Mucha tierra en pocas manos: INCODER.

En los Llanos Orientales, donde se supone que la tierra debía ser distribuida a los campesinos, ésta terminó en manos de pocos que acumularon grandes extensiones. Este fue un hallazgo del reciente estudio que hizo el Instituto Colombiano de Desarrollo Rural -Incoder-, después de analizar los títulos que entregó entre 1996 y 2012 en diez departamentos.

El Incoder encontró que durante las últimas casi dos décadas ha titulado de forma inequitativa: mientras la mayoría de las familias recibieron la mitad o menos de las hectáreas que les correspondían; a pocas les fueron entregadas muchas.

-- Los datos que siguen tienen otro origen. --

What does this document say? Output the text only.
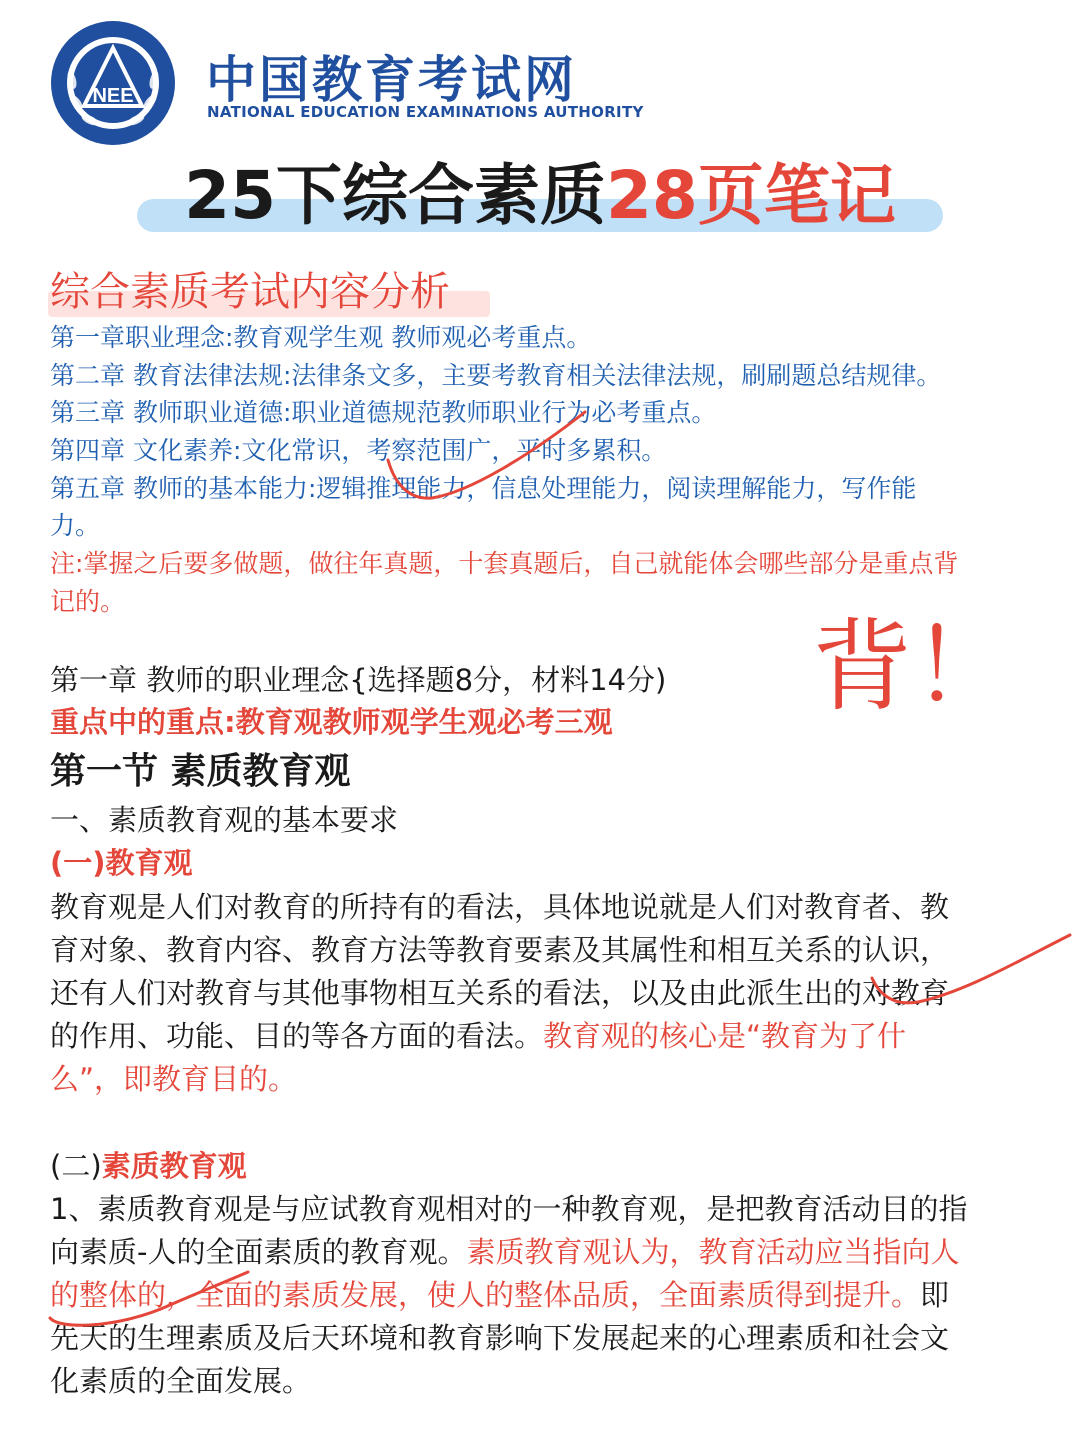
NEE 中国教育考试网
NATIONAL EDUCATION EXAMINATIONS AUTHORITY
25下综合素质28页笔记
综合素质考试内容分析
第一章职业理念:教育观学生观 教师观必考重点。
第二章 教育法律法规:法律条文多，主要考教育相关法律法规，刷刷题总结规律。
第三章 教师职业道德:职业道德规范教师职业行为必考重点。
第四章 文化素养:文化常识，考察范围广，平时多累积。
第五章 教师的基本能力:逻辑推理能力，信息处理能力，阅读理解能力，写作能
力。
注:掌握之后要多做题，做往年真题，十套真题后，自己就能体会哪些部分是重点背
记的。
背！
第一章 教师的职业理念{选择题8分，材料14分)
重点中的重点:教育观教师观学生观必考三观
第一节 素质教育观
一、素质教育观的基本要求
(一)教育观
教育观是人们对教育的所持有的看法，具体地说就是人们对教育者、教
育对象、教育内容、教育方法等教育要素及其属性和相互关系的认识，
还有人们对教育与其他事物相互关系的看法，以及由此派生出的对教育
的作用、功能、目的等各方面的看法。教育观的核心是“教育为了什
么”，即教育目的。
(二)素质教育观
1、素质教育观是与应试教育观相对的一种教育观，是把教育活动目的指
向素质-人的全面素质的教育观。素质教育观认为，教育活动应当指向人
的整体的，全面的素质发展，使人的整体品质，全面素质得到提升。即
先天的生理素质及后天环境和教育影响下发展起来的心理素质和社会文
化素质的全面发展。
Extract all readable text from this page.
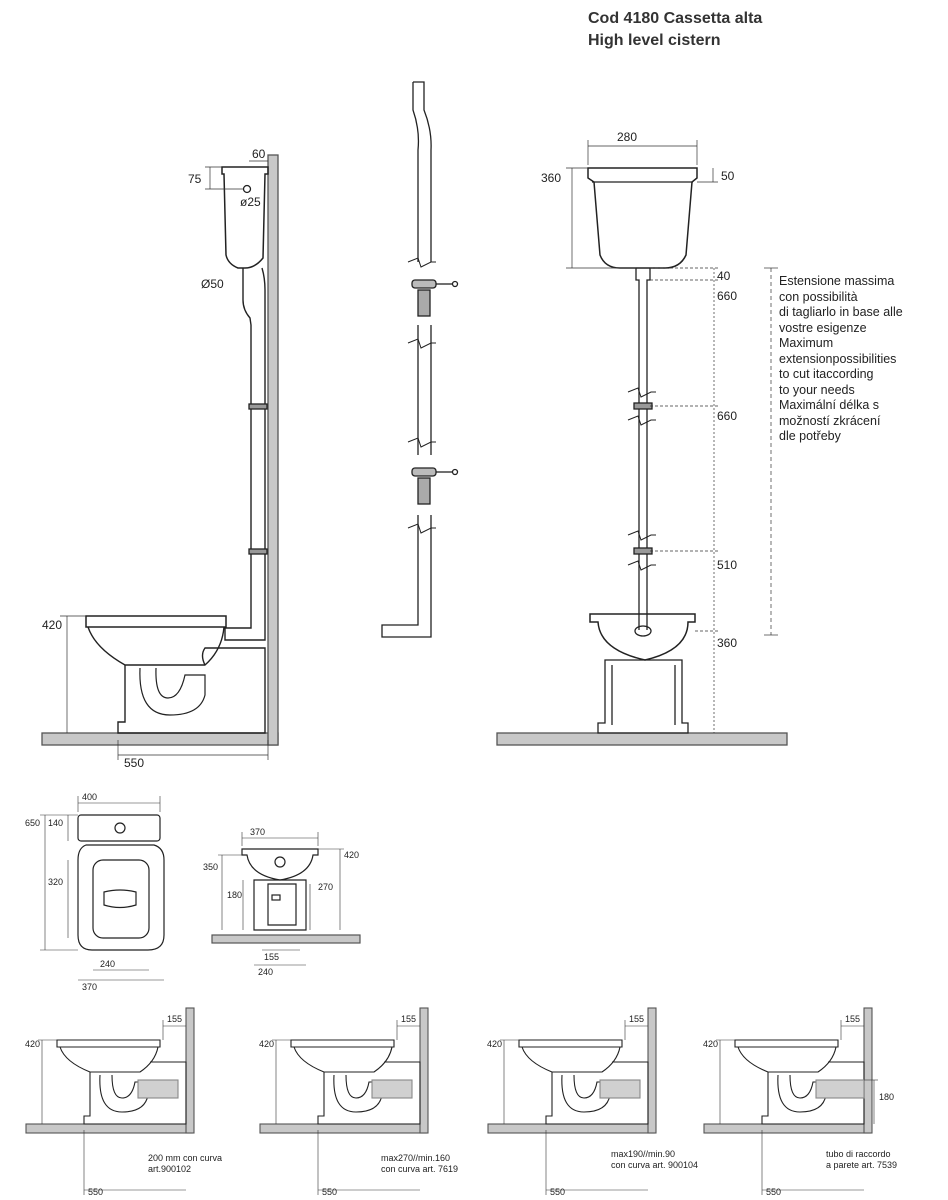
Cod 4180 Cassetta alta
High level cistern
60
75
ø25
Ø50
420
550
280
360	50
40
660
660
510
360
400
650 140
320
240
370
370
350
420
180
270
155
240
420
155
550
420
155
550
420
155
550
420
155
550
180
Estensione massima
con possibilità
di tagliarlo in base alle
vostre esigenze
Maximum
extensionpossibilities
to cut itaccording
to your needs
Maximální délka s
možností zkrácení
dle potřeby
200 mm con curva
art.900102
max270//min.160
con curva art. 7619
max190//min.90
con curva art. 900104
tubo di raccordo
a parete art. 7539
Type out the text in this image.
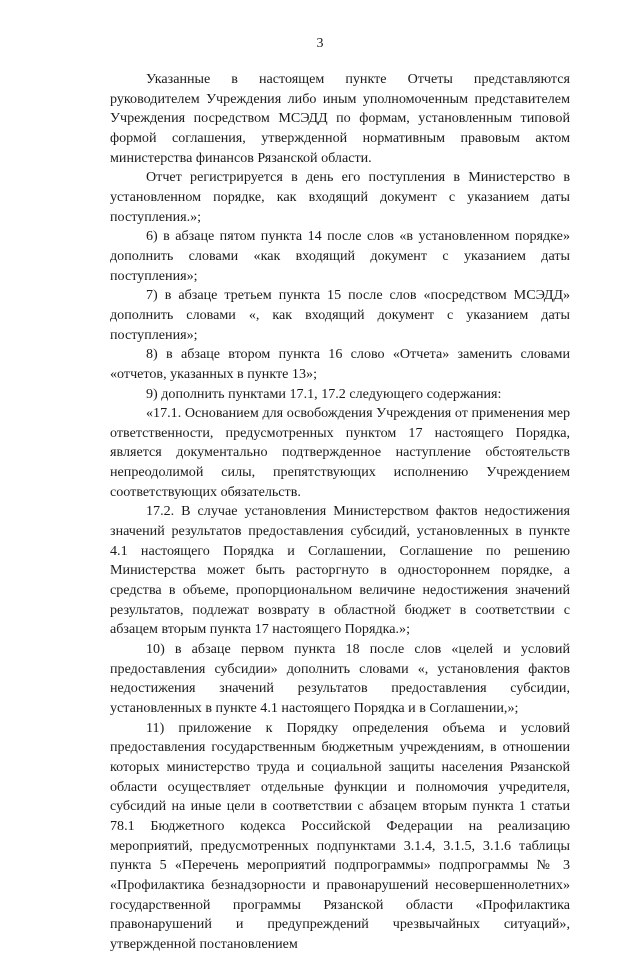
3

Указанные в настоящем пункте Отчеты представляются руководителем Учреждения либо иным уполномоченным представителем Учреждения посредством МСЭДД по формам, установленным типовой формой соглашения, утвержденной нормативным правовым актом министерства финансов Рязанской области.

Отчет регистрируется в день его поступления в Министерство в установленном порядке, как входящий документ с указанием даты поступления.»;

6) в абзаце пятом пункта 14 после слов «в установленном порядке» дополнить словами «как входящий документ с указанием даты поступления»;

7) в абзаце третьем пункта 15 после слов «посредством МСЭДД» дополнить словами «, как входящий документ с указанием даты поступления»;

8) в абзаце втором пункта 16 слово «Отчета» заменить словами «отчетов, указанных в пункте 13»;

9) дополнить пунктами 17.1, 17.2 следующего содержания:

«17.1. Основанием для освобождения Учреждения от применения мер ответственности, предусмотренных пунктом 17 настоящего Порядка, является документально подтвержденное наступление обстоятельств непреодолимой силы, препятствующих исполнению Учреждением соответствующих обязательств.

17.2. В случае установления Министерством фактов недостижения значений результатов предоставления субсидий, установленных в пункте 4.1 настоящего Порядка и Соглашении, Соглашение по решению Министерства может быть расторгнуто в одностороннем порядке, а средства в объеме, пропорциональном величине недостижения значений результатов, подлежат возврату в областной бюджет в соответствии с абзацем вторым пункта 17 настоящего Порядка.»;

10) в абзаце первом пункта 18 после слов «целей и условий предоставления субсидии» дополнить словами «, установления фактов недостижения значений результатов предоставления субсидии, установленных в пункте 4.1 настоящего Порядка и в Соглашении,»;

11) приложение к Порядку определения объема и условий предоставления государственным бюджетным учреждениям, в отношении которых министерство труда и социальной защиты населения Рязанской области осуществляет отдельные функции и полномочия учредителя, субсидий на иные цели в соответствии с абзацем вторым пункта 1 статьи 78.1 Бюджетного кодекса Российской Федерации на реализацию мероприятий, предусмотренных подпунктами 3.1.4, 3.1.5, 3.1.6 таблицы пункта 5 «Перечень мероприятий подпрограммы» подпрограммы № 3 «Профилактика безнадзорности и правонарушений несовершеннолетних» государственной программы Рязанской области «Профилактика правонарушений и предупреждений чрезвычайных ситуаций», утвержденной постановлением
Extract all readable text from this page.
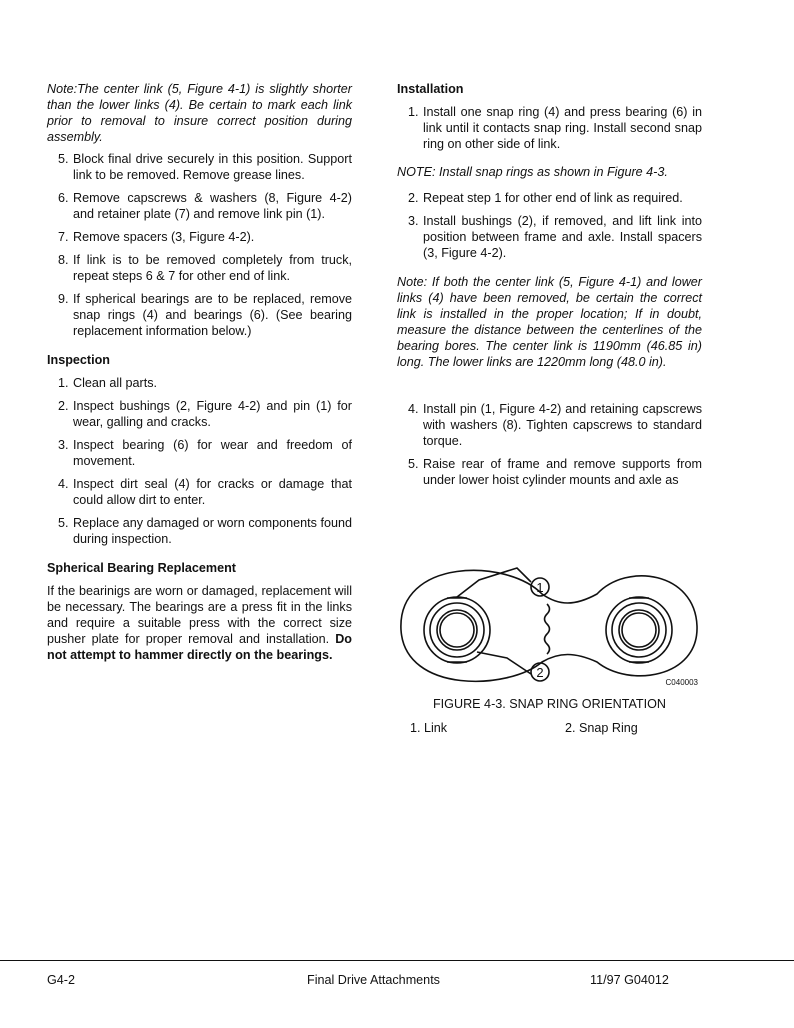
Note:The center link (5, Figure 4-1) is slightly shorter than the lower links (4). Be certain to mark each link prior to removal to insure correct position during assembly.

5. Block final drive securely in this position. Support link to be removed. Remove grease lines.
6. Remove capscrews & washers (8, Figure 4-2) and retainer plate (7) and remove link pin (1).
7. Remove spacers (3, Figure 4-2).
8. If link is to be removed completely from truck, repeat steps 6 & 7 for other end of link.
9. If spherical bearings are to be replaced, remove snap rings (4) and bearings (6). (See bearing replacement information below.)
Inspection
1. Clean all parts.
2. Inspect bushings (2, Figure 4-2) and pin (1) for wear, galling and cracks.
3. Inspect bearing (6) for wear and freedom of movement.
4. Inspect dirt seal (4) for cracks or damage that could allow dirt to enter.
5. Replace any damaged or worn components found during inspection.
Spherical Bearing Replacement

If the bearinigs are worn or damaged, replacement will be necessary. The bearings are a press fit in the links and require a suitable press with the correct size pusher plate for proper removal and installation. Do not attempt to hammer directly on the bearings.

Installation
1. Install one snap ring (4) and press bearing (6) in link until it contacts snap ring. Install second snap ring on other side of link.

NOTE: Install snap rings as shown in Figure 4-3.

2. Repeat step 1 for other end of link as required.
3. Install bushings (2), if removed, and lift link into position between frame and axle. Install spacers (3, Figure 4-2).

Note: If both the center link (5, Figure 4-1) and lower links (4) have been removed, be certain the correct link is installed in the proper location; If in doubt, measure the distance between the centerlines of the bearing bores. The center link is 1190mm (46.85 in) long. The lower links are 1220mm long (48.0 in).

4. Install pin (1, Figure 4-2) and retaining capscrews with washers (8). Tighten capscrews to standard torque.
5. Raise rear of frame and remove supports from under lower hoist cylinder mounts and axle as
1
2
C040003
FIGURE 4-3. SNAP RING ORIENTATION
1. Link	2. Snap Ring
G4-2	Final Drive Attachments	11/97 G04012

La alerta para el Incoder fue encontrar que de los 39 mil títulos entregados, más de 37 mil fueron micro y minifundios. Muy distinto ocurrió con otros 1.500 títulos. En estos, el estudio encontró que las regionales adjudicaron más tierras de la permitida, superando lo que el Instituto define como Unidad Agrícola Familiar, UAF, es decir, lo que considera el Estado que necesita un núcleo familiar para producir su propio alimento y producir un excedente que le permita progresar.

“Nos preocupa cómo se ha manejado históricamente el tema de la titulación. En Colombia ha habido una minifundización del campo, cuando la Ley 135 de 1961, la que impulsó la reforma agraria, la prohibía. Ha habido adjudicaciones irregulares a personas que no cumplían con los requisitos. Integrantes de una misma familia lograron titularse varios predios, propietarios buscaron a sus empleados para hacer lo mismo y hay casos de funcionarios públicos que en ejercicio lograron adjudicaciones”, dijo Jhenifer Mojica, Subgerente de Tierras del Incoder.

Aunque el estudio ha sido hasta ahora estadístico, los 1.500 expedientes estarán bajo la lupa de la Dirección Técnica de Baldíos que, de probar las irregulares, puede adelantar procesos de revocatoria para que los predios vuelvan a la nación y sean redistribuidos. Según el análisis, en la muestra encontraron que más del 20 por ciento de las adjudicaciones en Casanare, o Meta, superaron el número de hectáreas que están establecidas para esa zona como Unidad Agrícola Familiar.

Así se puede ver cómo en Hato Corozal, Casanare, en donde la UAF es de 287 hectáreas, solo el 5 por ciento de los títulos entregados cumplieron con la norma. Pero lo extraño allí es que más del 50 por ciento de las familias adjudicadas les entregaron sólo 100 hectáreas, es decir casi una tercera parte de lo que necesitan para producir y subsistir. Mientras que un 30 por ciento de los títulos entregados allí fueron de predios entre 600 y 800 hectáreas.

En San Martín, Meta, ocurrió lo mismo. Sólo 8 por ciento de los títulos cumplieron con el rango UAF. A casi 60 por ciento de las familias el Instituto de tierras les entregó casi la mitad de lo que es una unidad agrícola (680 hectáreas). Los títulos en su mayoría fueron por 420 hectáreas. Sin embargo, por lo menos el otro 30 por ciento de los títulos fueron de predios que duplican la UAF, llegando incluso a las 1.800 hectáreas.